BioHiCL: Hierarchical Multi-Label Contrastive Learning for Biomedical Retrieval with MeSH Labels
Researchers' BioHiCL models leverage hierarchical MeSH annotations to improve semantic understanding in biomedical search.
A team of researchers has introduced BioHiCL (Biomedical Retrieval with Hierarchical Multi-Label Contrastive Learning), a novel AI framework designed to significantly improve biomedical information retrieval. Developed by Mengfei Lan, Lecheng Zheng, and Halil Kilicoglu, the system addresses a key limitation in existing biomedical generative retrievers: their reliance on coarse binary relevance signals, which often fail to capture nuanced semantic overlap between texts. BioHiCL instead leverages the structured, hierarchical annotations provided by MeSH (Medical Subject Headings) to train more semantically aware models through multi-label contrastive learning.
The researchers released two model variants: BioHiCL-Base with 0.1 billion parameters and BioHiCL-Large with 0.3 billion parameters. These compact yet powerful models demonstrate promising performance across several critical tasks, including biomedical document retrieval, sentence similarity assessment, and question answering. A key advantage is their computational efficiency, making them suitable for practical deployment where resource constraints are a concern. The paper detailing this work has been accepted for presentation at the ACL 2026 Main Conference, highlighting its significance in the natural language processing and information retrieval communities.

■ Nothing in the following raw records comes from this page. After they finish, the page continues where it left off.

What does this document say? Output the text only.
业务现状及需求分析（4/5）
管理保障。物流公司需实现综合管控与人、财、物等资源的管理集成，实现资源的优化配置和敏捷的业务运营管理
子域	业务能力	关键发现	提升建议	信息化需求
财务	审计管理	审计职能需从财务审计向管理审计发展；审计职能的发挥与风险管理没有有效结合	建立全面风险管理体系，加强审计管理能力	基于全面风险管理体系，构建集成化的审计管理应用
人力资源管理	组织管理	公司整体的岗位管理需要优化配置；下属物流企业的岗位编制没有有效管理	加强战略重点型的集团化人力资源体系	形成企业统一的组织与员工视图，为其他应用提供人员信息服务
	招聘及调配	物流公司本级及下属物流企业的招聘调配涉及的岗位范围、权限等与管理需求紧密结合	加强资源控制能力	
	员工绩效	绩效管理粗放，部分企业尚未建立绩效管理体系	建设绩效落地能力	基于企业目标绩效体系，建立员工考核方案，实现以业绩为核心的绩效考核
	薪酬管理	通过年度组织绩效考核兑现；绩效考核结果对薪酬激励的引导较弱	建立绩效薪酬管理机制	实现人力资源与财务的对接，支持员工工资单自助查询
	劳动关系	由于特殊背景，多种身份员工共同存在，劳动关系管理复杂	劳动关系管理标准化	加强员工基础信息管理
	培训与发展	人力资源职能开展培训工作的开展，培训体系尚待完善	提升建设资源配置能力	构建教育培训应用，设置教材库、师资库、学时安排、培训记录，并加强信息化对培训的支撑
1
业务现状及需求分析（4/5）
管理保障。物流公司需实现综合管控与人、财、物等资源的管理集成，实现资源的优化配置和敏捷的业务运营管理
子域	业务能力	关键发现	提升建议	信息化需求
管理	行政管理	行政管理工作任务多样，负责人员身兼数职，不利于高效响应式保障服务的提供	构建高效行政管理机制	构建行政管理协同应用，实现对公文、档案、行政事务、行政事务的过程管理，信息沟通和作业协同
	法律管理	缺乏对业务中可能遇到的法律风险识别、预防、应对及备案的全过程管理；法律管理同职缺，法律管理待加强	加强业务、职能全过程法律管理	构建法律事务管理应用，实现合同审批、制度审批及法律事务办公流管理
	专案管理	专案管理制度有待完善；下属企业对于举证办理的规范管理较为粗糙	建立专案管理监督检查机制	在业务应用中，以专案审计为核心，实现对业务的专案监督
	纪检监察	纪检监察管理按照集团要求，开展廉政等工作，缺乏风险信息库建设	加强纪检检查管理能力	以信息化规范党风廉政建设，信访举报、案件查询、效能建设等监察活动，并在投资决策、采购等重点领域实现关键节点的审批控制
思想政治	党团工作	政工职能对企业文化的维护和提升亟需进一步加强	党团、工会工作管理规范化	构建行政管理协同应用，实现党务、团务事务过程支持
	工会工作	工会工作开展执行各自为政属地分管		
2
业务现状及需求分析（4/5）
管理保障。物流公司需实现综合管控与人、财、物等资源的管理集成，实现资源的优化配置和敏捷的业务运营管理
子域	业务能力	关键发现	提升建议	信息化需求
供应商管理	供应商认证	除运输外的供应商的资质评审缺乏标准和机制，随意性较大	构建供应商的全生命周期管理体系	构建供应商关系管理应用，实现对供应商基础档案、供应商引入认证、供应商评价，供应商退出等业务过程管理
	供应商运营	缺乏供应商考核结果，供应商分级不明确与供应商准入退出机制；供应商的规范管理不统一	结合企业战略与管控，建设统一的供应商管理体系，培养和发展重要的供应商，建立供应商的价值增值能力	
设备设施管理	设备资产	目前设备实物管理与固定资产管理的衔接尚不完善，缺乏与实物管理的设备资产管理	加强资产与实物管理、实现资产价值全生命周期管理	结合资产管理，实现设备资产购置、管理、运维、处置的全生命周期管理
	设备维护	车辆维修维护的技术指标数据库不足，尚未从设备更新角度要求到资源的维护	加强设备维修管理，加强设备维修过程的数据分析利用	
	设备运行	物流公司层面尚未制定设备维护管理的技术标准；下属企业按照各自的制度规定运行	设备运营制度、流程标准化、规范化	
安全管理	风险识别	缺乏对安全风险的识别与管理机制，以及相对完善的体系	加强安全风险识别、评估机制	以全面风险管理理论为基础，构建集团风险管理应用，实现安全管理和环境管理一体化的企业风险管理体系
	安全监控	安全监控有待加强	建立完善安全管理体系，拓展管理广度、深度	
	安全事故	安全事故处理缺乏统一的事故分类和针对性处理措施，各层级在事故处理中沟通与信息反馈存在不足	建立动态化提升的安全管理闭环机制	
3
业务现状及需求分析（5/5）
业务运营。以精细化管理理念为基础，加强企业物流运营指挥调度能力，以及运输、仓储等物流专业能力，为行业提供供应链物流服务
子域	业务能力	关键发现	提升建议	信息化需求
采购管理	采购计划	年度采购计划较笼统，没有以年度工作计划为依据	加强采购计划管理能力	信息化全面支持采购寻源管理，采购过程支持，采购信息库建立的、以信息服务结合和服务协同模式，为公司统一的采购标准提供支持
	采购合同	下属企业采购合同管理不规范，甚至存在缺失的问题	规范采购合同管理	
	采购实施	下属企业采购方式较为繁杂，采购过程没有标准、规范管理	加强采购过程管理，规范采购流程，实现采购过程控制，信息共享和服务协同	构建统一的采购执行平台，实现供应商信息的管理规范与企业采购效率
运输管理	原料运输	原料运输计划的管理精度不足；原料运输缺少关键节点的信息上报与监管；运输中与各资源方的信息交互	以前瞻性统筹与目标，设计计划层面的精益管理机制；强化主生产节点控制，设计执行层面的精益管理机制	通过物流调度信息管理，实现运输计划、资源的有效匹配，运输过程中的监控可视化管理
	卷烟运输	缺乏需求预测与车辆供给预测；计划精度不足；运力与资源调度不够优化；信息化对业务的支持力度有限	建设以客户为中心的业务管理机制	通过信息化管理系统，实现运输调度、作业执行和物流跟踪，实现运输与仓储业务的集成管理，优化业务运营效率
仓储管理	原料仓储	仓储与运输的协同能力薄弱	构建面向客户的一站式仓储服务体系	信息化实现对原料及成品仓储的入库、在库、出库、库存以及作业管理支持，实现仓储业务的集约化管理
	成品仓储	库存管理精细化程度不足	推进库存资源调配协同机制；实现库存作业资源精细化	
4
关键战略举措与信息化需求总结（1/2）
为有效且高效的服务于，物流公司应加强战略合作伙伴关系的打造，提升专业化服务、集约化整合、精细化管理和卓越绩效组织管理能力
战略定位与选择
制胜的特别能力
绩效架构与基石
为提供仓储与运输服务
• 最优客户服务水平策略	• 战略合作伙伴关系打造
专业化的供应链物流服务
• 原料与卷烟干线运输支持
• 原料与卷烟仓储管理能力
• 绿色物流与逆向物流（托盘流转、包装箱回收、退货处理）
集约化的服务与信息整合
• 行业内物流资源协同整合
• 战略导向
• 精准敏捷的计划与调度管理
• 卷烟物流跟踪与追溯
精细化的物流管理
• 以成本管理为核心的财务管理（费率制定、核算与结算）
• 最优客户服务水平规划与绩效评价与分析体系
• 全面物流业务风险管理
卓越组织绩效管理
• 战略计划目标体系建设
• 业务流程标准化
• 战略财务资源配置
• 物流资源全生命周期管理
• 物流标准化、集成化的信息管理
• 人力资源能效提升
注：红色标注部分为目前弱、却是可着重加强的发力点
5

By moving beyond simple binary relevance, BioHiCL's approach allows AI systems to understand the complex, multi-faceted relationships inherent in biomedical literature. This hierarchical understanding is crucial for applications like literature review, clinical decision support, and drug discovery, where precision and context are paramount. The use of MeSH labels provides a rich, standardized source of supervision that guides the model to learn more accurate representations of biomedical concepts and their interconnections.
- Leverages hierarchical MeSH annotations for structured supervision in multi-label contrastive learning
- Introduces two efficient models: BioHiCL-Base (0.1B parameters) and BioHiCL-Large (0.3B parameters)
- Improves performance on biomedical retrieval, sentence similarity, and QA tasks while being deployable
Why It Matters
Enables more precise, context-aware search and analysis of complex biomedical literature for researchers and clinicians.